[Swan-dev] how do you spell NAT Traversal options?
Paul Wouters
paul at nohats.ca
Thu Apr 17 01:41:18 EEST 2014
On Wed, 16 Apr 2014, D. Hugh Redelmeier wrote:
> I'm working at making the user-visible options more consistent.
Can you tell me what you mean with user-visible?
Do you mean pluto arguments as well as configuration options?
> There should only be one spelling of something.
>
> I'm going to replace all underscores _ in names with minus -. (Old
> names will quietly work until we decide to pull the plug.)
So you're planning on adding a dozen new keywords?
> NAT Traversal seems to have the most confusing proliferation of
> spellings. What should it be named? These currently occur within
> names and I want to pick ONE:
> nat
> natt
> nat-t
> nattraversal
> nat-traversal
> I lean towards "natt" as being concise and distinct. "nat" also has
> merit.
>
> ==> which word would you choose? Why?
stand alone I think "nat-t" is more intuitive than "natt", but if you
combine it, eg nat-t-ikport it becomes confusing natt-ike port is more
useful, although pronouncing "natt" over the phone is tricky, and "nat"
might be better for that.
> libipsecconf/keywords.c uses "nat_ikeport" and everything else uses
> "natikeport". I imagine that this cannot work (but I don't really
> understand the plumbing). It seems to me that "nat-ikeport" is a
> better name. But maybe the feature should just go away.
Please do not remove it. One of the "weak" points of IKE/IPsec is that
it is very easy to block, because you just block UDP 500 and proto
50/51. With ESPinUDP we have port UDO 4500. It is possible right now
to specify both the IKE port and the NATT IKE port to a different
number, avoiding censorshop/filtering. While this is not a negotiated
option, if both ends agree they can do this circumvention.
But we should indeed add a test case to test if this feature of moving
both ports works as expected. I'll do that.
> The documentation suggests that if you use this, you might confuse the
> kernel. This should be explained.
I'm not sure what the documentation says, but the confusion relates to
the "udp (4)500 holes" that might need to change to different ports.
> ==> is natikeport being used? Why? Can I delete it?
nat_ikeport= seems to match the other configuration options. If
everything goes to using "-", we should pick nat-ikeport=
> ==> Which spelling would you choose? Why?
>
>
> keep_alive SEEMS to be the way to specify a global "delay for NAT-T
> keep-alive packets". A HORRIBLE name. Can we rename it? I don't
> even understand the description in ipsec.conf(5). Is it how long we
> will wait for an incoming keep-alive, or how long we'll wait before
> sending one? Or something else?
The name comes from the RFCs:
https://tools.ietf.org/html/rfc3948#section-2.3
https://tools.ietf.org/html/rfc3947#section-3.2
Keepalives are only send by the endpoint behind NAT. The option is the
maximum idle time for an IKE+IPsec SA combination (both go to UDP 4500
of the remote peer). If that idle time is reached, we sent a keepalive
packet to prevent the NAT router from timing out its NAT mapping.

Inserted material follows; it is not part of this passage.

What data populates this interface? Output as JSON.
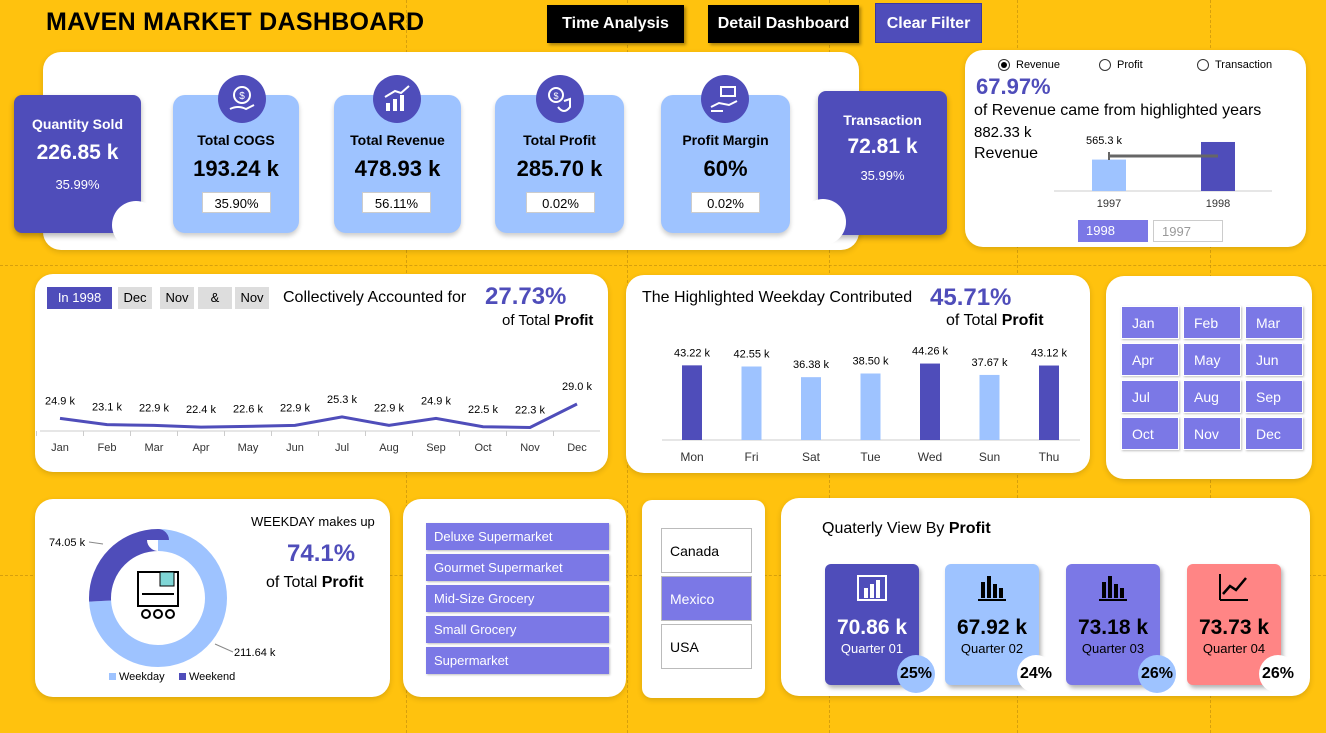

(earlier versions did not meassure idleness and depended on just the
timer to always send a keepalive - still the case for KLIPS as we
don't have the right calls to ask if the IPsec SA is idle in KLIPS)
Note this used to be a global option (now ignored) and is now a per-conn
option.
> ==> what would be a good name for this "delay"?
nat-keep-alive= ?
nat-max-idle-time= ?
Note that some coordination with the enable/disable name should be done
as well. The global force_keepalive=yes|no was replaced with the
nat_keepalive=yes|no per-conn option (note that you cannot have conn
options that have the same name as a global option)
So I guess such an option could be called nat-idle-send-keepalives= or
something? Or perhaps than use nat-idle-max-time= and
nat-idle-send-keepalives= ?
Feel free to remove the obsolete options' documentation, though it would
be nice to start a wiki page with a list of the obsoleted options and a
pointer to the option it is replaced with. Which reminds me that we need
to generate our man pages in html as well under libreswan.org/manual/
> programs/pluto/whack.c usage:
> --no-nat_keepalive
When we added a new global option that would change the default
behaviour, we wanted that _not_ specifying the option
would not change the default behaviour. So sometimes that mean adding the
option as a negative, eg --no-nat_keepalive. This option is not
--nat_keepalive to enable it because the default was "enabled".